If I asked you if your workplace was diverse and inclusive how would you answer? Would you frown and mutter something about the difficulty of hiring a more diverse workforce? Or would you proudly point to hiring statistics that show gender and ethnic diversity at your business? Either answer might mean you need to do more to make your environment inclusive.
Diversity and inclusivity is a difficult subject to talk about. In the past, news focused on negative aspects like poor hiring practices.
Now the news is focusing on positive research showing that diversity not only increases the performance of the workforce but also brings many benefits such as increased innovation and creativity. So it’s no surprise that in 2017, the CEOs and senior executives of over 175 companies pledged themselves to diversity goals.
However, while more people are talking positively about diversity and inclusivity, fewer people are discussing how we should discuss diversity and inclusivity in the workplace.

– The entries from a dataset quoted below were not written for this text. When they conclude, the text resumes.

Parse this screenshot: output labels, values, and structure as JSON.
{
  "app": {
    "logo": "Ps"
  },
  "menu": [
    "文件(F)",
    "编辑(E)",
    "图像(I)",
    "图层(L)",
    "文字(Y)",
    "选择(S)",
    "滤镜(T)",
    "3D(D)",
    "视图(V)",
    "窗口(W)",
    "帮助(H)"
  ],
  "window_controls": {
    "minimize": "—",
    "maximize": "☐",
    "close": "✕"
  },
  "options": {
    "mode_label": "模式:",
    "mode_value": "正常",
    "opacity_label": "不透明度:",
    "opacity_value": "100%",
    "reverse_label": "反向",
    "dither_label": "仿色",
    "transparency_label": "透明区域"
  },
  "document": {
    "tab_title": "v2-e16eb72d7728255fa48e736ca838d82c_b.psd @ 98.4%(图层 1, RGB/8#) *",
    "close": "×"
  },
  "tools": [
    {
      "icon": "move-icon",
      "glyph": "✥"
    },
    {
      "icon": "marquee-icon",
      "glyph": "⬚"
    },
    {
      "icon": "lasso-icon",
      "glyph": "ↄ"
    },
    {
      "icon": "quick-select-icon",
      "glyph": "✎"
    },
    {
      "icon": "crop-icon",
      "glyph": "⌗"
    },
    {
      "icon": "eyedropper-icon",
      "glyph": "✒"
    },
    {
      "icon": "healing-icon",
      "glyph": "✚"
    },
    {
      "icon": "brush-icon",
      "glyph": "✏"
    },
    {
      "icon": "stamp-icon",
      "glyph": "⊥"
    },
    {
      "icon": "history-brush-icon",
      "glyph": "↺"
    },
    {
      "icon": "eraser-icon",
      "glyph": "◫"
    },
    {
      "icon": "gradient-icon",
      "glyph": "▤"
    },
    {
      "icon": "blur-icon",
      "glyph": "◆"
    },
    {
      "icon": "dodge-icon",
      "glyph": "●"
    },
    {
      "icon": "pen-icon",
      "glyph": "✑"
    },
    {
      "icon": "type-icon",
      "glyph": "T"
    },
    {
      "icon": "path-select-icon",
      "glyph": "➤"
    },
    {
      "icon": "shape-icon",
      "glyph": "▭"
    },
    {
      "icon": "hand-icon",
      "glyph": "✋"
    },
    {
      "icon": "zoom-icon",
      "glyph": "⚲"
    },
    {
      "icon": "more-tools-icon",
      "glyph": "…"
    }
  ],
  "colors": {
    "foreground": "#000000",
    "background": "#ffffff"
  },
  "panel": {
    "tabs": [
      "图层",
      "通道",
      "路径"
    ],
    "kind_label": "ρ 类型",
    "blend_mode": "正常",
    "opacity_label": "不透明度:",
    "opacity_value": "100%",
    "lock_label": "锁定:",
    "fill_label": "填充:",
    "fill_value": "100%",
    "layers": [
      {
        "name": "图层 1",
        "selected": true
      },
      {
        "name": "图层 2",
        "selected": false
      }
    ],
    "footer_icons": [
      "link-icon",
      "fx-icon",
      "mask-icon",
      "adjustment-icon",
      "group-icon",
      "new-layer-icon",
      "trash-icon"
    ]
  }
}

Enter Risha Grant, diversity consultant.
Grant is an expert in bias. She encountered (and also expressed) bias growing up as a black, bisexual woman in the conservative state of Oklahoma. Her experience inspired her to found Risha Grant, LLC, the only award-winning, full-service diversity communications firm in Oklahoma.
Recently she wrote a book that gives some real advice on how to discuss diversity and inclusivity so we can confront our own biases. Her book, That’s BS, is an honest and no-holds-barred look at the biases we all possess.
No one is free from bias
Grant uses anecdotes from her personal life as a black girl in mostly white Oklahoma and as a bisexual woman uncomfortable with transgender people to show that even as a diversity consultant she is not free from bias. It is also her way of opening up dialogue so that her readers can feel comfortable to confront their own biases.
In the book That’s BS, Grant explains that to increase diversity and inclusivity in the workplace we need to be able to talk about it. And to start talking about it, we need to follow a 3-step process to identify, own, and confront our own BS.
BS is her provocative acronym for the term “bias synapse.” Her concept refers to our brain synapses which channel our actions, including our biases.
How to get out of your comfort zone and be more inclusive
In a recent talk at our company, Grant explained we all tend to default to our comfort zone when it comes to people. We all spend time and seek out the company of others who think, look, or act just like us. For Grant, that was the black community she grew up with in Oklahoma. She feels most comfortable with this group and has to make an effort to break out of her comfort zone.
When asked how a person could overcome this natural tendency to stay in the comfort zone, Grant offered a piece of advice from her book. The best way to get out of your comfort zone is to be intentional with your inclusivity.
Grant explained you might feel uncomfortable with certain groups, so you should recognize this bias and intentionally seek to talk to and include others who are different than yourself.
Only in this way can you live by what she calls the “Platinum rule:” treat others how they would like to be treated.